Я забыл рассказать Н. А., как Лялька застала Агафью за Джо Дассеном. Проигрыватель, на который копили целый год, купили Ляльке после долгих молений и с условием пользоваться им в бабушкино отсутствие. А тут она сама его включила и прослушивала «Люксембургский сад». Лялька клялась: внимательно и на полную катушку. Изумленная Лялька догадалась сказать: не с того начинаешь, бабуля, тебе больше подойдет «Хороши вечера на Оби», «Мой паровоз, вперед лети». А бабуля сказала:
— Мало, что глупая песня, еще и длинная, вода в ступе.
— Откуда ты знаешь, что глупая, — сказала Лялька, — может быть, она умная?
— Я догадливей тебя, — ответила Агафья, — надо же, «Жярден-дюлюксанбур»! Нынче дураки и здесь и там. (— Так и выговорила, ахнула один к одному, — воскликнула Лялька, — представляешь, какая у меня бабка военная!)

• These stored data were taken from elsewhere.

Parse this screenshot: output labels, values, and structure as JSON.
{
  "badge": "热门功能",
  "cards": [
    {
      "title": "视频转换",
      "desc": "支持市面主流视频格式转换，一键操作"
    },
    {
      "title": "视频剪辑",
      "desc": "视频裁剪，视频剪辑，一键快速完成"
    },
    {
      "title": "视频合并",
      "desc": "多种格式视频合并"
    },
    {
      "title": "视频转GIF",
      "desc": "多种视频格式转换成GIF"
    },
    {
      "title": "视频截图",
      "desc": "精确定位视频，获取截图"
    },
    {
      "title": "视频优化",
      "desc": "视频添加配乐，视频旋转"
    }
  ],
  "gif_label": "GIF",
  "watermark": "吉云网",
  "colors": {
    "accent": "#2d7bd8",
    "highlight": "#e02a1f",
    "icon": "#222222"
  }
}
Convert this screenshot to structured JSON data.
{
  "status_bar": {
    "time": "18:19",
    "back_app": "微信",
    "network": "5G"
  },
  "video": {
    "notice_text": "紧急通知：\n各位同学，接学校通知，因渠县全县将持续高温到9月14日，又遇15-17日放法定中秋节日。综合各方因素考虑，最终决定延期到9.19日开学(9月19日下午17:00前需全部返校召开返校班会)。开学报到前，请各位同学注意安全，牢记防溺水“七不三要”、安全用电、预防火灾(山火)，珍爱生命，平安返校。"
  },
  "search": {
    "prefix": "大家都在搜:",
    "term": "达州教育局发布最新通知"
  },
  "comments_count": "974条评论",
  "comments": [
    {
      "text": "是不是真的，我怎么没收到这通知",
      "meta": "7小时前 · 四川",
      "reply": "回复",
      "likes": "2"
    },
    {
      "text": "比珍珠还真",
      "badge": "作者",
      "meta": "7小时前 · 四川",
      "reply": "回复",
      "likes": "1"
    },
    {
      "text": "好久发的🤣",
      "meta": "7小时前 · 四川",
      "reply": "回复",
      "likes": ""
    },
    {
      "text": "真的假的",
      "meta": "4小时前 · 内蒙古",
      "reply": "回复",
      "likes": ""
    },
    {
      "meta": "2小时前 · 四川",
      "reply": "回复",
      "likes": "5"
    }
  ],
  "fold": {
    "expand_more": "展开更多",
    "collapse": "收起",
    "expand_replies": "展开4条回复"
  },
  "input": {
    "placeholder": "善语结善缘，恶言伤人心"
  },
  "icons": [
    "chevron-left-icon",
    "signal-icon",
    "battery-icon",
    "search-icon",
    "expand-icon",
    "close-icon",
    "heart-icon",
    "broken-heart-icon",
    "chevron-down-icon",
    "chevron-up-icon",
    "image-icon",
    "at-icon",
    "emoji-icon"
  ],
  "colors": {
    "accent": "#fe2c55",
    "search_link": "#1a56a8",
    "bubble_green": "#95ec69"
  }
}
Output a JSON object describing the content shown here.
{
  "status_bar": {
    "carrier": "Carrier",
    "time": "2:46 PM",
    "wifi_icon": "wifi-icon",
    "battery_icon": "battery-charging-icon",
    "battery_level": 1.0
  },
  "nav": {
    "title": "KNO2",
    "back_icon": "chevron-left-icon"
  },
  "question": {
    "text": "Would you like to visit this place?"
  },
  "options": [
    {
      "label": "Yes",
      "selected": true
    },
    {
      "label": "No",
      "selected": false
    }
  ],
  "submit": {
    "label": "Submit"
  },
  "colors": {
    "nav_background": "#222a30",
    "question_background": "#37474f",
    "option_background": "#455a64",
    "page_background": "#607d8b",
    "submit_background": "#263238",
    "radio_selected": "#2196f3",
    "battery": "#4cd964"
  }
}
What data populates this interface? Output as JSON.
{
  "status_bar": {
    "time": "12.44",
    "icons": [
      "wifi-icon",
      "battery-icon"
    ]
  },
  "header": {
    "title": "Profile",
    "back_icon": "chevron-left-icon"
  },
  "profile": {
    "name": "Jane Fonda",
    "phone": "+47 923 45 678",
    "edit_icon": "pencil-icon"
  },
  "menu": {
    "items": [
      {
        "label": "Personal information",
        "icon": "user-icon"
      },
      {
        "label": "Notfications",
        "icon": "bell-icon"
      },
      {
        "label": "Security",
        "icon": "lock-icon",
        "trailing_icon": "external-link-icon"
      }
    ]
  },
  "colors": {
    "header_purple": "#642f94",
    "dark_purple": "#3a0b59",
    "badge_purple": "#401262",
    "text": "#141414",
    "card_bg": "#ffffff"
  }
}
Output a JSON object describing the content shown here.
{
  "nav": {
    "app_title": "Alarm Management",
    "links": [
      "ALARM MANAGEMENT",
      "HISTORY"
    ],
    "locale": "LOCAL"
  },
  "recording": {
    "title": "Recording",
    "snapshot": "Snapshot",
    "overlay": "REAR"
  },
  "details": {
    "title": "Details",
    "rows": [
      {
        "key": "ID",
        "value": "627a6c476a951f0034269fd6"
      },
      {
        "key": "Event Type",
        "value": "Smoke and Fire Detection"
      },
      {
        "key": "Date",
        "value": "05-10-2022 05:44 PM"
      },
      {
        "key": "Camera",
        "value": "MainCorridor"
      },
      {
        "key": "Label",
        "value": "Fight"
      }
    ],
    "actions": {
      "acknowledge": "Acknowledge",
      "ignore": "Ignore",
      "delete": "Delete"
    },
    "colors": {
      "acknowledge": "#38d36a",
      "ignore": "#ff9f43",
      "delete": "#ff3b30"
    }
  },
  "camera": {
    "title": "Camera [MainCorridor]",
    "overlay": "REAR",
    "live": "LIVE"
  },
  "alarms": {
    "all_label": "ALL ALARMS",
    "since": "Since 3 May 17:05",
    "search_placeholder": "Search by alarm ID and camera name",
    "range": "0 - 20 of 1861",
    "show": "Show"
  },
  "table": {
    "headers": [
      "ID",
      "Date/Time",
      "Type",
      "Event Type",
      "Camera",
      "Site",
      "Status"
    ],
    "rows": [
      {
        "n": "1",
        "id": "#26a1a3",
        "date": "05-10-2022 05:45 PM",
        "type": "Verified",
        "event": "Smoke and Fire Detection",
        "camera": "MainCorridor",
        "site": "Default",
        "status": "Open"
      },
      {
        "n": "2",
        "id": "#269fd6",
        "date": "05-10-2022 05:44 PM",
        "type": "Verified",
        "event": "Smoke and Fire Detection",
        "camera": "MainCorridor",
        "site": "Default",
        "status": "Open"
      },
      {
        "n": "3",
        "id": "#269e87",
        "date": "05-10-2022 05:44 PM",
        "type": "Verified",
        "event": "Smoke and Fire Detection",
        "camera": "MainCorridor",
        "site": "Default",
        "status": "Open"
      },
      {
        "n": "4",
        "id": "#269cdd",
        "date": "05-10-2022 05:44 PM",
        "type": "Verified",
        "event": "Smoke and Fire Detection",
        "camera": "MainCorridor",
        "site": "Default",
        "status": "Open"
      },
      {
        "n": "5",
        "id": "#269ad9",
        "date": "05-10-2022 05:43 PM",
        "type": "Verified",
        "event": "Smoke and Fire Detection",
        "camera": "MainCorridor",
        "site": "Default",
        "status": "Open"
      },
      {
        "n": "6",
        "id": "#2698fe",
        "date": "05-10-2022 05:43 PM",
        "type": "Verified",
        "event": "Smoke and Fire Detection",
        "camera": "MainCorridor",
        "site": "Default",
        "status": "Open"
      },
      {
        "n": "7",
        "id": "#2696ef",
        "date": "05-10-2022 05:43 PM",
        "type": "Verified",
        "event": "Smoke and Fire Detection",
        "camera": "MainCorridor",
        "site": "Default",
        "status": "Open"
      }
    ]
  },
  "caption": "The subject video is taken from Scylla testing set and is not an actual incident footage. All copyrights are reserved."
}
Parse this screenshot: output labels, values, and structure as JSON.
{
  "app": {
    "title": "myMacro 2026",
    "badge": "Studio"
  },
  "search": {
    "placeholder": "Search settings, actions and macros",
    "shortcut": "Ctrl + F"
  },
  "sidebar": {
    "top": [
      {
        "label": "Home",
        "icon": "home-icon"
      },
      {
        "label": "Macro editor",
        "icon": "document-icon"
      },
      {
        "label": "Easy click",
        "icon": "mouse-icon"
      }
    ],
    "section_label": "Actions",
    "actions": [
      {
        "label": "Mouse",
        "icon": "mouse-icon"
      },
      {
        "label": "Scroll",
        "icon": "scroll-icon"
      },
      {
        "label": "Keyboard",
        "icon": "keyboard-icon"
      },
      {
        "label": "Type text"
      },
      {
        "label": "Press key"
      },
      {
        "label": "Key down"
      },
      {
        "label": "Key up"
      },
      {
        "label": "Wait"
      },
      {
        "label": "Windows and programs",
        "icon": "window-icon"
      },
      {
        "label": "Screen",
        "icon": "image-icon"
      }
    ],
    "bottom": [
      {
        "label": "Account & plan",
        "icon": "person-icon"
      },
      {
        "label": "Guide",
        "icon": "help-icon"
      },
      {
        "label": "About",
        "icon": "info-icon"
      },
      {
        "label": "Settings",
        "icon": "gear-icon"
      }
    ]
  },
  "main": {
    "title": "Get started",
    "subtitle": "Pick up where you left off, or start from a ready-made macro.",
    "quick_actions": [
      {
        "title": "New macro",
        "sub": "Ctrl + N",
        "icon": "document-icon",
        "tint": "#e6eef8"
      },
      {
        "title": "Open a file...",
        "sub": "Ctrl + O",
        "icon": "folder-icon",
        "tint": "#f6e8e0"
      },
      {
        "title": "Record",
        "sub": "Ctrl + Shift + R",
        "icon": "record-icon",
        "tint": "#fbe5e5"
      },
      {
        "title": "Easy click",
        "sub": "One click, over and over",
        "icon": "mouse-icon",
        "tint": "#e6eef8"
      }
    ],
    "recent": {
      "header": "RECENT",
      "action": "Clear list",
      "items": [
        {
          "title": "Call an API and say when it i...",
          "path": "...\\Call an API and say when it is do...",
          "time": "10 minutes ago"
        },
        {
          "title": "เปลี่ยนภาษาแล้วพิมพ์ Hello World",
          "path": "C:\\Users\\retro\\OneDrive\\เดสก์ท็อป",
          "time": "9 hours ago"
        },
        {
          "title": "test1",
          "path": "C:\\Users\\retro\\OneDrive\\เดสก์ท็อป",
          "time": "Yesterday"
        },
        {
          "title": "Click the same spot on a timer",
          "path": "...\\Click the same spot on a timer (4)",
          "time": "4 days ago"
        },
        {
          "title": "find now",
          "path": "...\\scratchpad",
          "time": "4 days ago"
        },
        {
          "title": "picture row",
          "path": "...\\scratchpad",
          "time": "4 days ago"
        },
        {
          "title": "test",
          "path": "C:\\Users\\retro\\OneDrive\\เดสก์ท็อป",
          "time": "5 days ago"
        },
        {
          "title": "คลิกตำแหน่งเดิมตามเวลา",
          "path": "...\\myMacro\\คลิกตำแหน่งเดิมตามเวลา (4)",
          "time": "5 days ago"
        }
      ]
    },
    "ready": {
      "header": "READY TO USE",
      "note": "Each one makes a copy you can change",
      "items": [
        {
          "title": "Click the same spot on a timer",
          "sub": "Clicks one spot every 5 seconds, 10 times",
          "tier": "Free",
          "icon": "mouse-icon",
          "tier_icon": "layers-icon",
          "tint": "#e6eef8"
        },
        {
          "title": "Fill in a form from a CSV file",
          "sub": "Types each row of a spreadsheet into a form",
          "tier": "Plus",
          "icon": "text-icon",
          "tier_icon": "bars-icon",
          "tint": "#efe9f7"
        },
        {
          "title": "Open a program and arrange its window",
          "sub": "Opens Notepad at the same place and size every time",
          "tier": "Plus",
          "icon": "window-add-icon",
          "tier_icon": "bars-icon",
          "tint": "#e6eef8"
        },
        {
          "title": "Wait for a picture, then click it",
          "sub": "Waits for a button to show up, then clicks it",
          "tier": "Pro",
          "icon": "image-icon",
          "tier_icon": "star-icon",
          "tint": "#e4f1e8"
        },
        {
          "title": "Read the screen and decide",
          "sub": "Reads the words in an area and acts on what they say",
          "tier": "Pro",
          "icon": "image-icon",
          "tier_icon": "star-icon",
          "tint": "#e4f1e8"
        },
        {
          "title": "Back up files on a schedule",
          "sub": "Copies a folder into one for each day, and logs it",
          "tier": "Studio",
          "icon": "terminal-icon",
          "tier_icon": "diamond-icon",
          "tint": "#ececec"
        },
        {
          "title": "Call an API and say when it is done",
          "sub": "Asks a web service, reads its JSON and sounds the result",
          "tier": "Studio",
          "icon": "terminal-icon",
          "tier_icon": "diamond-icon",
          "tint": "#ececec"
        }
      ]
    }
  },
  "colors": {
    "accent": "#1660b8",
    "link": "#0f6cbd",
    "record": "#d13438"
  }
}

АГАФЬЯ: Авося стоял посреди разгрома, босой, с поднятыми руками, что твой Лаокоон, и страшно разил, словно выдыхал, одеколоном. Роль погибельных змей выполняли проворные Лейкины руки, казалось, их штук шесть, не меньше. Авосю шмонали.
(Небося яростно ваксил для сына свои сапоги. Чурочки прикидывались, что замучены уроками, но на самом деле жадно и с радостью упивались позором старшего брата.)
Авосю выдала чрезмерная, неосторожная бугристость карманов и пазухи. К походу в театр он приготовился основательно, в чем сейчас все более убеждалась Лейка, выворачивая ему карманы и с разной, но каждый раз конкретной силой давая ему пощечины.
— Чего дерешься, мамаша? — возмущался Авося. — Я как все. Все так!